Does fiscal policy work? Yes, says former Obama advisor
FEBRUARY 29, 2012
by Sara Morano ’14, Contributing Writer
“The Recovery Act was not large enough!”
The former chair of President Obama’s Council of Economic Advisors, Christina Romer, spoke to a crowd of about 60 people, mostly economics and business students, in the Watkins Room late Tuesday afternoon, as part of an address titled, “Does Fiscal Policy Work?”
Romer joined a pantheon of other outstanding economists like Nobel-prize winners Paul Krugman, Wassily Leontief, and Amartya K. Sen in being chosen as the 32nd speaker of the Marsh and McLennan American Enterprise series.
Each year, the sponsored event brings a distinguished economist to campus for the purpose of speaking on a contemporary issue. Romer presented the findings of the year-long study she completed with her husband, fellow economist David Romer for Tuesday afternoon’s lecture.

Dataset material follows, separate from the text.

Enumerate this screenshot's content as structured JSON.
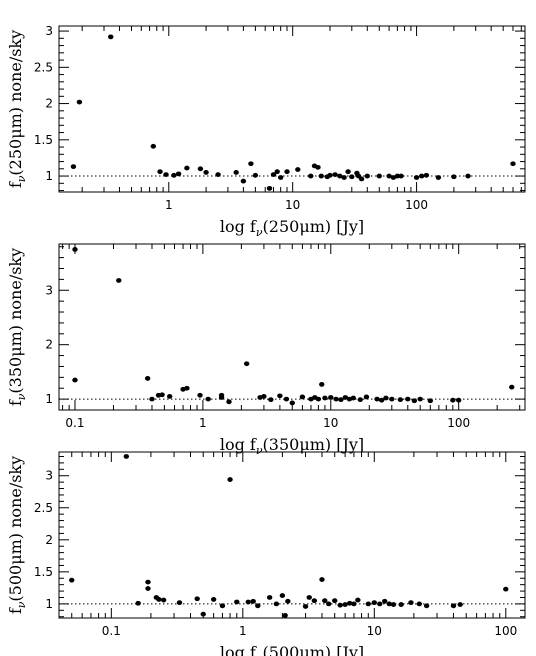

Their study compared the effects of two kinds of tax cuts to draw conclusions about the effectiveness of fiscal policies. They compared cuts made specifically to combat economic recession with “exogenous” tax cuts, made outside of a specific plan for economic recovery. The hypothesis was that their results would show recession-specific policy prescriptions to have positive effects on the economy, measured by variables like employment and GDP growth.
A graph titled “The Effects of Tax Changes on Cyclically Adjusted Revenues” quantified the results of the Romer and Romer study.
The former Obama administration chair shared with the audience the personal moment that occurred when an entire year and about 5,000 pages’ worth of data culminated in this graph, adding one of many comical moments that punctuated a lecture dense with economic evidence.
“Our children roll their eyes when they think about that Saturday morning”, she chuckled, “ two middle-aged parents jumping up and down in front of the computer shouting, ‘It worked! It worked!’”
Most simply, the parent team’s findings supported the idea that “fiscal policy matters” through their examination of specific tax cuts. Romer incorporated the research findings of her peers on the effectiveness of various other fiscal policy tools like tax rebates and stimulus to local and state government to substantiate the conclusion of her own study.
By the lecture’s end, Romer had given copious evidence to support her insistence that a more “monumental” stimulus than 2009’s Recovery and Reinvestment Act, which her economic advisors had a major role in writing and shaping, was still needed.
The weight of Romer’s evidence, however, was left as something to ultimately be determined by the jury of her student audience, whose important role in the question of fiscal policy became clear as the lecture drifted towards economic predictions for 2035 that admittedly, “scare the life out of even some experts!”